Considering the strength of the study, this was a randomized controlled trial. Additionally, we recruited only nulliparous women with age ranges from 20 years to 35 years. This increases the statistical power of the study. The sample size was also more reasonable than the previously mentioned trial, which compared the effectiveness of keeping intra cervical foley catheter for 24 hours versus 48 hours.

Our study was conducted in a main teaching hospital in Gampaha district I, Sri Lanka, and in considering the ethnic characteristics in the Gampaha district as well as the population of draining areas to the hospital; it is more or less similar to the ethnic diversity in Sri Lanka. Therefore, these study results are applicable to the Sri Lankan population. Furthermore, this study was done in a low-cost setting. So, study results can be applicable to institutions with low resource setting.

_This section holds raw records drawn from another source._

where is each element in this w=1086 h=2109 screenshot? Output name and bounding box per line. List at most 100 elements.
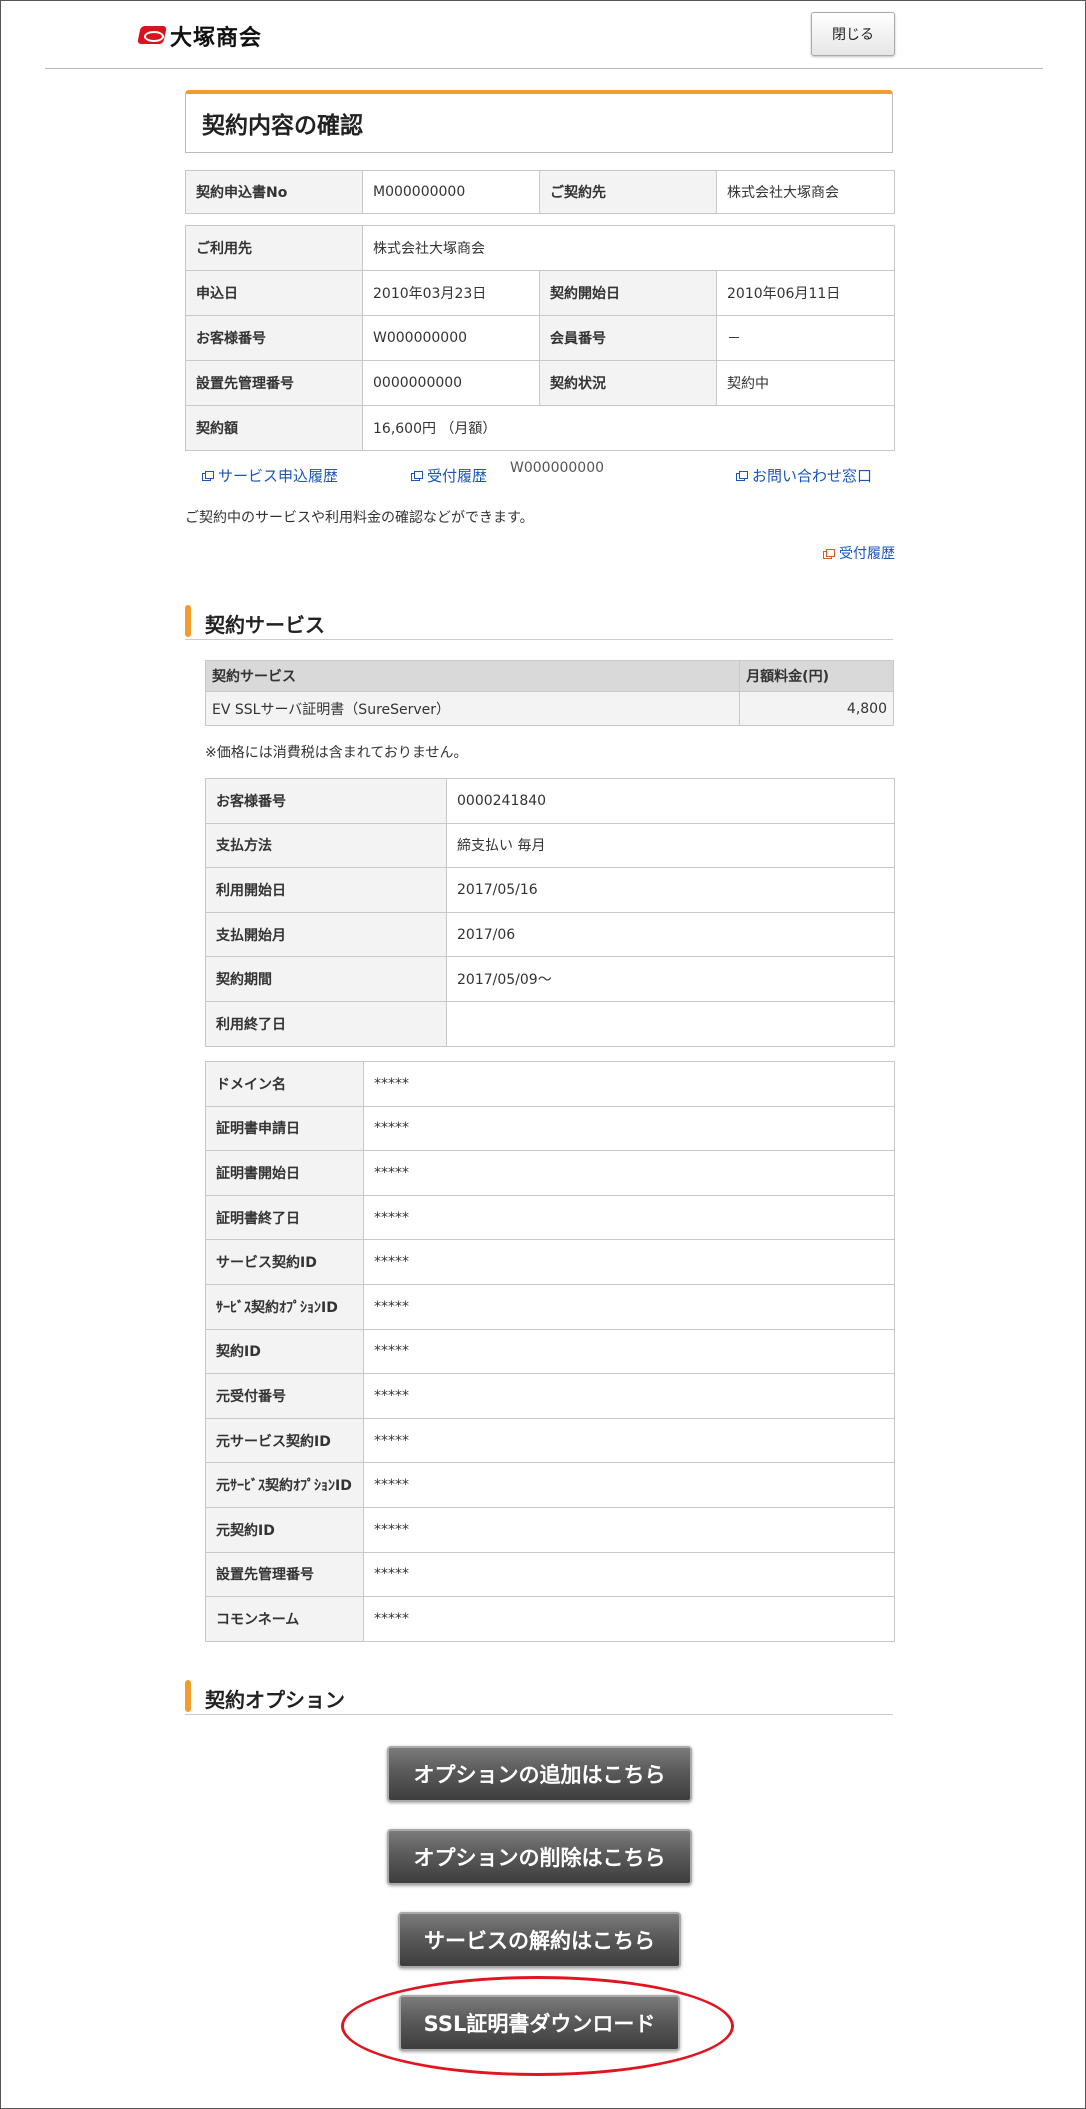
table-row: 設置先管理番号 ***** <box>205 1551 895 1598</box>
table-row: ｻｰﾋﾞｽ契約ｵﾌﾟｼｮﾝID ***** <box>205 1283 895 1330</box>
amount-value: 16,600円 （月額） <box>361 405 896 451</box>
floating-customer-no: W000000000 <box>510 460 605 476</box>
cell-label: 設置先管理番号 <box>185 360 363 406</box>
billing-table: お客様番号 0000241840 支払方法 締支払い 毎月 利用開始日 2017/05/1… <box>205 778 895 1047</box>
row-value: 2017/05/09～ <box>446 956 895 1002</box>
row-label: コモンネーム <box>205 1596 364 1642</box>
service-history-link[interactable]: サービス申込履歴 <box>202 465 338 486</box>
status-value: 契約中 <box>715 360 896 406</box>
row-label: 利用終了日 <box>205 1000 447 1047</box>
start-date-value: 2010年06月11日 <box>715 270 896 316</box>
row-value: ***** <box>363 1105 895 1152</box>
brand-name: 大塚商会 <box>170 25 263 51</box>
table-row: ドメイン名 ***** <box>205 1061 895 1107</box>
highlight-ellipse <box>341 1976 734 2076</box>
service-name: EV SSLサーバ証明書（SureServer） <box>204 691 741 726</box>
table-row: 設置先管理番号 0000000000 契約状況 契約中 <box>185 360 896 406</box>
row-label: 設置先管理番号 <box>205 1551 364 1598</box>
row-value: ***** <box>363 1462 895 1508</box>
row-label: 利用開始日 <box>205 867 447 913</box>
cell-label: 申込日 <box>185 270 363 316</box>
delete-option-button[interactable]: オプションの削除はこちら <box>387 1829 692 1885</box>
table-row: 契約申込書No M000000000 ご契約先 株式会社大塚商会 <box>185 170 895 214</box>
external-window-icon <box>736 471 748 481</box>
inquiry-link[interactable]: お問い合わせ窓口 <box>736 465 872 486</box>
row-value: 2017/06 <box>446 911 895 958</box>
certificate-table: ドメイン名 ***** 証明書申請日 ***** 証明書開始日 ***** 証明書終了日 **… <box>205 1061 895 1642</box>
reception-history-label-2: 受付履歴 <box>839 546 895 562</box>
row-label: 元ｻｰﾋﾞｽ契約ｵﾌﾟｼｮﾝID <box>205 1462 364 1508</box>
table-row: 契約額 16,600円 （月額） <box>185 405 896 451</box>
table-header-row: 契約サービス 月額料金(円) <box>204 660 894 692</box>
table-row: お客様番号 W000000000 会員番号 － <box>185 315 896 361</box>
brand-mark-icon <box>137 25 167 47</box>
user-value: 株式会社大塚商会 <box>361 225 896 271</box>
row-label: 元契約ID <box>205 1506 364 1553</box>
cell-label: ご利用先 <box>185 225 363 271</box>
row-value: ***** <box>363 1373 895 1419</box>
reception-history-link[interactable]: 受付履歴 <box>411 465 487 486</box>
row-value: ***** <box>363 1328 895 1375</box>
add-option-button[interactable]: オプションの追加はこちら <box>387 1746 692 1802</box>
table-row: 証明書申請日 ***** <box>205 1105 895 1152</box>
header-fee: 月額料金(円) <box>739 660 894 692</box>
row-value: ***** <box>363 1417 895 1464</box>
row-value <box>446 1000 895 1047</box>
table-row: 元ｻｰﾋﾞｽ契約ｵﾌﾟｼｮﾝID ***** <box>205 1462 895 1508</box>
table-row: 元受付番号 ***** <box>205 1373 895 1419</box>
brand-logo[interactable]: 大塚商会 <box>137 20 263 52</box>
table-row: 証明書開始日 ***** <box>205 1150 895 1196</box>
apply-date-value: 2010年03月23日 <box>362 270 540 316</box>
section-accent-bar <box>185 605 191 637</box>
row-value: ***** <box>363 1150 895 1196</box>
table-row: お客様番号 0000241840 <box>205 778 895 824</box>
row-value: ***** <box>363 1239 895 1285</box>
contract-head-table: 契約申込書No M000000000 ご契約先 株式会社大塚商会 <box>185 170 895 214</box>
row-label: ｻｰﾋﾞｽ契約ｵﾌﾟｼｮﾝID <box>205 1283 364 1330</box>
table-row: 契約期間 2017/05/09～ <box>205 956 895 1002</box>
cell-label: 会員番号 <box>539 315 717 361</box>
tax-note: ※価格には消費税は含まれておりません。 <box>205 745 468 761</box>
cell-label: お客様番号 <box>185 315 363 361</box>
close-button[interactable]: 閉じる <box>811 12 895 56</box>
row-label: ドメイン名 <box>205 1061 364 1107</box>
cancel-service-button[interactable]: サービスの解約はこちら <box>398 1912 681 1968</box>
row-value: ***** <box>363 1283 895 1330</box>
row-label: 元サービス契約ID <box>205 1417 364 1464</box>
table-row: 元サービス契約ID ***** <box>205 1417 895 1464</box>
table-row: 利用開始日 2017/05/16 <box>205 867 895 913</box>
description-text: ご契約中のサービスや利用料金の確認などができます。 <box>185 510 534 526</box>
page-title: 契約内容の確認 <box>202 113 363 139</box>
external-window-icon <box>411 471 423 481</box>
table-row: 利用終了日 <box>205 1000 895 1047</box>
table-row: 証明書終了日 ***** <box>205 1194 895 1241</box>
row-value: ***** <box>363 1506 895 1553</box>
row-label: 証明書申請日 <box>205 1105 364 1152</box>
option-section-title: 契約オプション <box>205 1688 345 1712</box>
row-value: 2017/05/16 <box>446 867 895 913</box>
table-row: 支払開始月 2017/06 <box>205 911 895 958</box>
reception-history-link-2[interactable]: 受付履歴 <box>823 543 895 563</box>
cell-label: 契約申込書No <box>185 170 363 214</box>
row-label: 元受付番号 <box>205 1373 364 1419</box>
table-row: 支払方法 締支払い 毎月 <box>205 822 895 869</box>
header-service: 契約サービス <box>204 660 741 692</box>
row-label: 支払方法 <box>205 822 447 869</box>
row-label: 支払開始月 <box>205 911 447 958</box>
service-fee: 4,800 <box>739 691 894 726</box>
row-value: 締支払い 毎月 <box>446 822 895 869</box>
option-section-heading: 契約オプション <box>185 1680 893 1715</box>
table-row: EV SSLサーバ証明書（SureServer） 4,800 <box>204 691 894 726</box>
customer-no-value: W000000000 <box>362 315 540 361</box>
row-label: サービス契約ID <box>205 1239 364 1285</box>
client-value: 株式会社大塚商会 <box>716 170 895 214</box>
page-title-box: 契約内容の確認 <box>185 90 893 153</box>
contract-no-value: M000000000 <box>362 170 540 214</box>
cell-label: 契約開始日 <box>539 270 717 316</box>
row-value: 0000241840 <box>446 778 895 824</box>
site-mgmt-value: 0000000000 <box>362 360 540 406</box>
table-row: 契約ID ***** <box>205 1328 895 1375</box>
reception-history-label: 受付履歴 <box>427 467 488 485</box>
row-label: 証明書終了日 <box>205 1194 364 1241</box>
row-value: ***** <box>363 1596 895 1642</box>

The potential limitations of our trial are also worth mentioning. First, although we calculated sample size prior to this trial, to ensure adequate power to examine our primary outcome, we may have overlooked the power to detect smaller differences in secondary outcomes of the study such as mode of delivery, maternal and fetal complications and side effects. Second, despite the fact that this study was conducted as a randomized controlled trial, blinding could not be performed among participants as well as caregivers. However, other than the time duration of keeping the foley catheter, management of labor procedure was standardized to each patient. As such it is not expected that the unblinding would have an effect on some of the objectively measured outcomes, such as change in Bishop’s score, length of labor, caesarean section rate, and instrumental vaginal rate. Third, the intention of this trial was to determine the efficacy of pre-induction cervical ripening between two groups of participants, no standardized protocol for oxytocin administration.

According to our study there was no difference in achieving pre-induction cervical ripening by keeping intracervical catheter for 12 hours or 24hours. Furthermore, there were no major differences in effectiveness, acceptability, and maternal and fetal side effects in the compared groups. Culture positive urinary tract infections were commonly seen among the women in the 24-hour induction group. Those who are practicing the 24-hour induction method can still achieve the same effectiveness of the intracervical foley catheter by keeping the catheter in for 12 hours. Additionally, for those who need pre-induction in a short period of time it can be achieved with the same effectiveness in 12 hours as same as in 24 hours. Further studies with adequate power need to be done to evaluate the differences in the secondary outcomes.